7. Friends may not be aware of the impact their child’s homeschooling has on themselves.
It is unfortunate when a parent does not have a workable self-care regimen. Some parents will refuse to ask for consistent help or vary their child’s academic network. They may pass on their poor habits and practices to unsuspecting new homeschool parents. Often, many parents stop homeschooling because they are not aware of the impact of helicopter parenting while homeschooling.
8. Friends may be uncomfortable with sharing their child’s “curriculum”.
The curriculum my son used at home was much more aligned to the state and national standards than what he used in traditional school. We also use integrated academic networks as a curriculum. Some urban parents have access to these resources.
This may include access to competitive pre-college programs. A friend may be reluctant to share a limited access program, especially if your children are the same age.

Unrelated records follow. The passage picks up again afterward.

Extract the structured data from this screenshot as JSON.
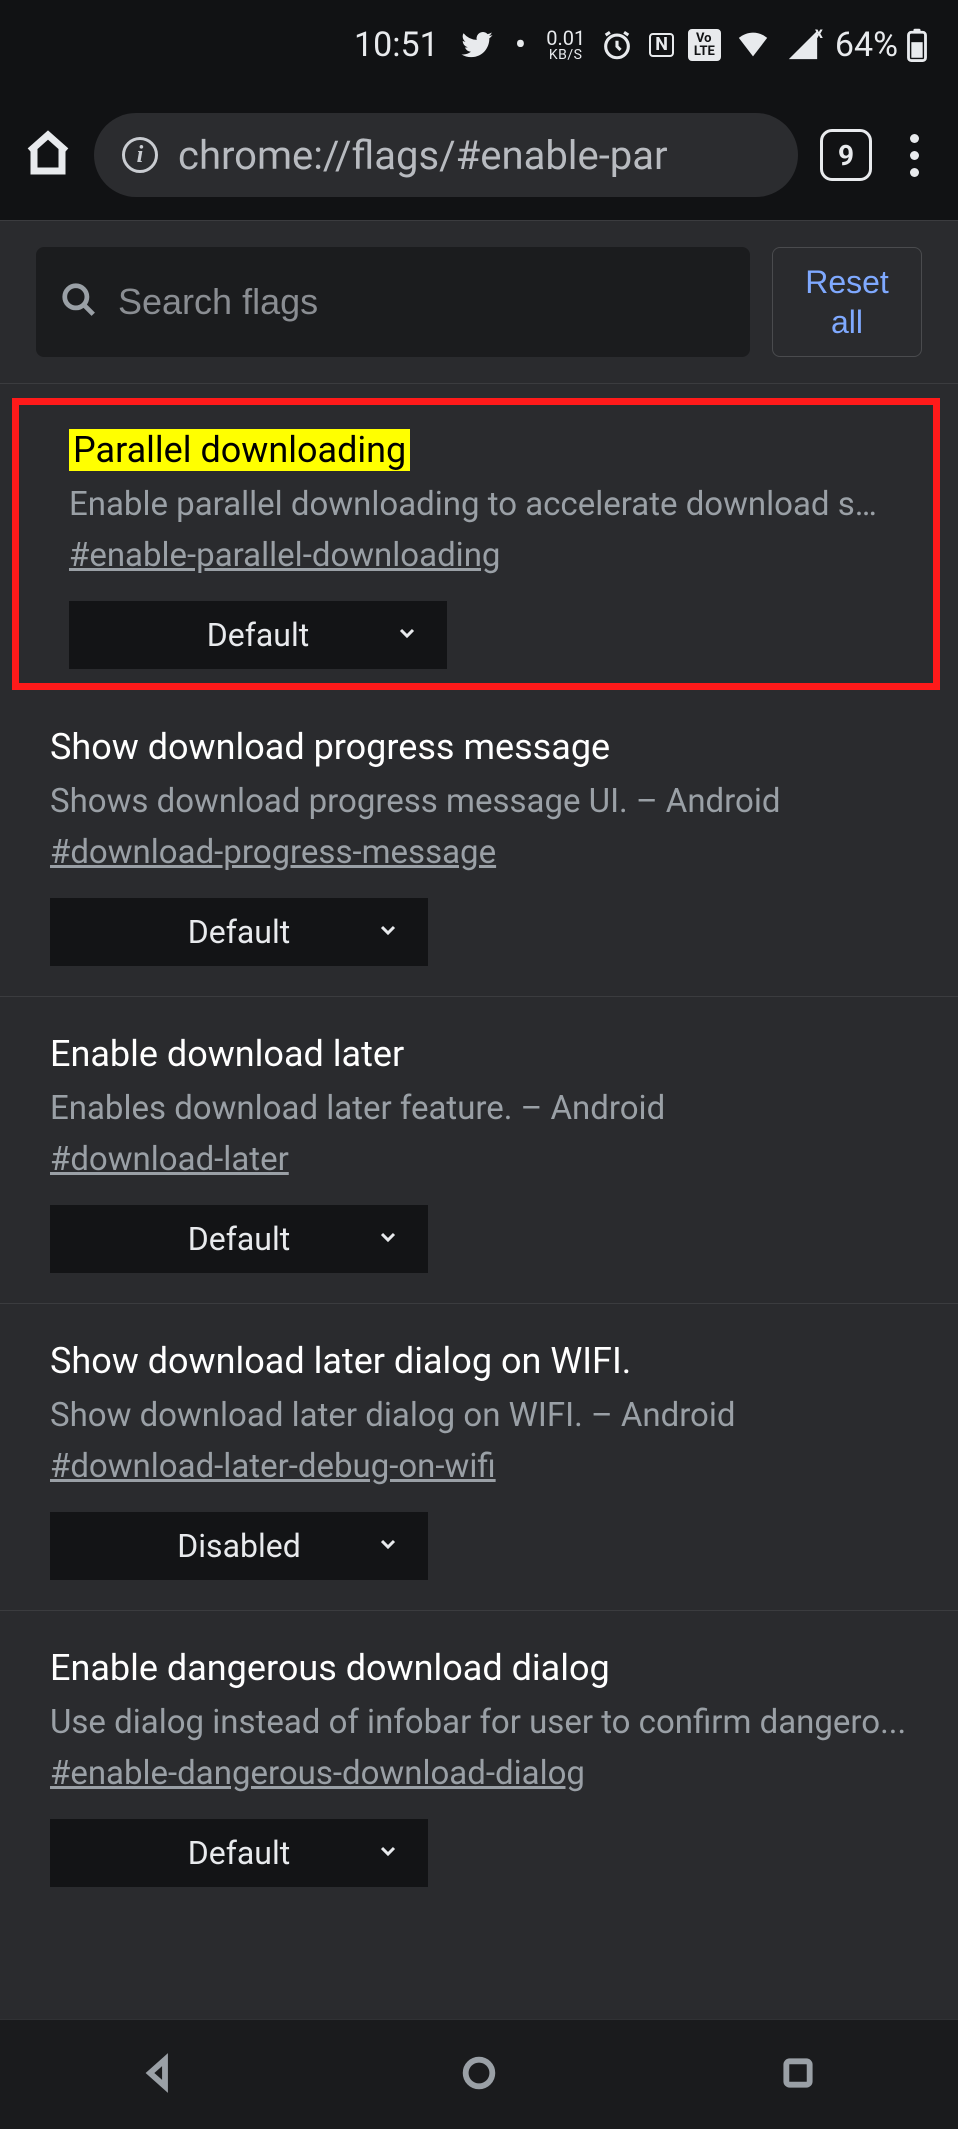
{
  "status_bar": {
    "time": "10:51",
    "net_value": "0.01",
    "net_unit": "KB/S",
    "battery_pct": "64%",
    "volte_label": "Vo·\nLTE",
    "nfc_label": "N"
  },
  "browser": {
    "url": "chrome://flags/#enable-par",
    "tab_count": "9"
  },
  "search": {
    "placeholder": "Search flags",
    "reset_label": "Reset all"
  },
  "flags": [
    {
      "highlighted": true,
      "title": "Parallel downloading",
      "description": "Enable parallel downloading to accelerate download spe...",
      "hash": "#enable-parallel-downloading",
      "value": "Default"
    },
    {
      "title": "Show download progress message",
      "description": "Shows download progress message UI. – Android",
      "hash": "#download-progress-message",
      "value": "Default"
    },
    {
      "title": "Enable download later",
      "description": "Enables download later feature. – Android",
      "hash": "#download-later",
      "value": "Default"
    },
    {
      "title": "Show download later dialog on WIFI.",
      "description": "Show download later dialog on WIFI. – Android",
      "hash": "#download-later-debug-on-wifi",
      "value": "Disabled"
    },
    {
      "title": "Enable dangerous download dialog",
      "description": "Use dialog instead of infobar for user to confirm dangero...",
      "hash": "#enable-dangerous-download-dialog",
      "value": "Default"
    }
  ]
}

Do you feel like your child is constantly working? If so, you may be one of the many parents who spaghetti homeschool their children. While it can be a very rewarding experience to have total control over your children’s education, there are also some drawbacks.
One of these drawbacks is that often times homeschooling doesn’t provide as much structure and guidance as traditional schooling does. This can cause problems in socialization and discipline. Additionally, some children learn better when they have a mentor who challenges them and gives them specific guidance.